The majority of the fragrant notes found in whisky come from the specific shapes and angles within the still, Hastings advises, which are unique to each distillery. “If you want to make a light, fragrant, floral-style whisky, you want to increase reflux – which is essentially the vapour falling back down into the still and distilling again – as much as possible,” he explains. “Generally, if you want a lighter whisky you’ll have relatively long stills because you’re making it travel further. Jura has the second tallest stills in Scotland and it produces a very light style of whisky.”
By contrast, there are a number of ways to introduce fruit flavours. “You’ve got pretty much the entire production process to play with,” says Hastings, “starting with the yeast strain and fermentation period. Generally, longer fermentations produce more tropical fruit flavours.”
More prominent, though, is the influence of cask ageing and finishing. “Different types of oak from different continents and regions will also produce different flavours,” he adds. “And then there’s the fill – a sherry cask will produce a radically different flavour to a Port cask. Different types of sherry, being the world’s most diverse wine, will produce different flavours on top of that. Whisky in fino will be fresh and apple-y, Pedro Ximenez will give raisins and chocolate.”
Spice tends to be produced either at the end of the distillation process – decreasing reflux means heavier, thicker flavours, which tend to be spicy – or in the casks, Hastings says. “Different casks can help develop those spicy flavours,” he says. “Casks that have had more than one fill tend to produce spicier qualities, because you’re getting past the initial sweet vanillins you see in newer wood and any residual liquid from a first fill sherry or a first-fill bourbon cask.”

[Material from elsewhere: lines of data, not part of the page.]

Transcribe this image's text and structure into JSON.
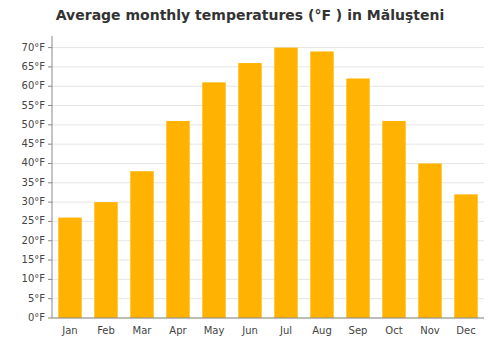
{
  "chart_data": {
    "type": "bar",
    "title": "Average monthly temperatures (°F ) in Măluşteni",
    "categories": [
      "Jan",
      "Feb",
      "Mar",
      "Apr",
      "May",
      "Jun",
      "Jul",
      "Aug",
      "Sep",
      "Oct",
      "Nov",
      "Dec"
    ],
    "values": [
      26,
      30,
      38,
      51,
      61,
      66,
      70,
      69,
      62,
      51,
      40,
      32
    ],
    "color": "#FFB300",
    "ylim": [
      0,
      73
    ],
    "yticks": [
      {
        "value": 0,
        "label": "0°F"
      },
      {
        "value": 5,
        "label": "5°F"
      },
      {
        "value": 10,
        "label": "10°F"
      },
      {
        "value": 15,
        "label": "15°F"
      },
      {
        "value": 20,
        "label": "20°F"
      },
      {
        "value": 25,
        "label": "25°F"
      },
      {
        "value": 30,
        "label": "30°F"
      },
      {
        "value": 35,
        "label": "35°F"
      },
      {
        "value": 40,
        "label": "40°F"
      },
      {
        "value": 45,
        "label": "45°F"
      },
      {
        "value": 50,
        "label": "50°F"
      },
      {
        "value": 55,
        "label": "55°F"
      },
      {
        "value": 60,
        "label": "60°F"
      },
      {
        "value": 65,
        "label": "65°F"
      },
      {
        "value": 70,
        "label": "70°F"
      }
    ],
    "grid": true
  }
}
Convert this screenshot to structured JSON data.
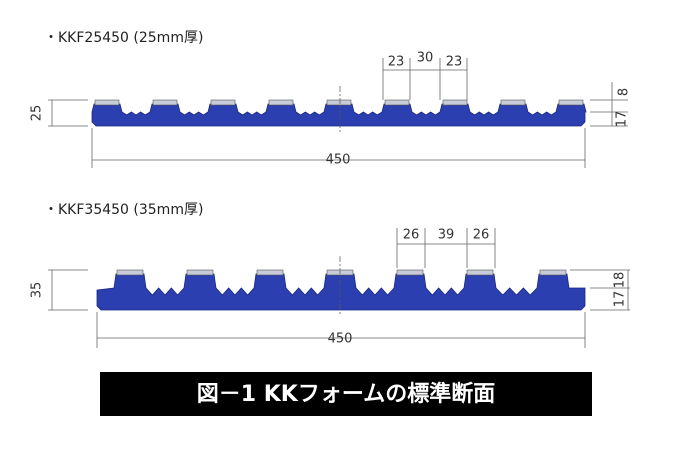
{
  "sections": [
    {
      "label": "・KKF25450 (25mm厚)",
      "height": "25",
      "width": "450",
      "top_dims": [
        "23",
        "30",
        "23"
      ],
      "right_dims": [
        "8",
        "17"
      ]
    },
    {
      "label": "・KKF35450 (35mm厚)",
      "height": "35",
      "width": "450",
      "top_dims": [
        "26",
        "39",
        "26"
      ],
      "right_dims": [
        "18",
        "17"
      ]
    }
  ],
  "caption": "図－1 KKフォームの標準断面"
}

The peating process occurs right at the beginning of the process, when you’re essentially smoking the malted barley dry. The smokiness of a whisky is measured in ‘phenolic parts per million’ (known as PPM), which starts high and decreases rapidly throughout the rest of the distillation process. “You’ll lose some in the mashing stage, distillation loses a tonne depending on the type of stills, and then during maturation – especially in older whiskies – you’re constantly losing smoke,” Hastings explains.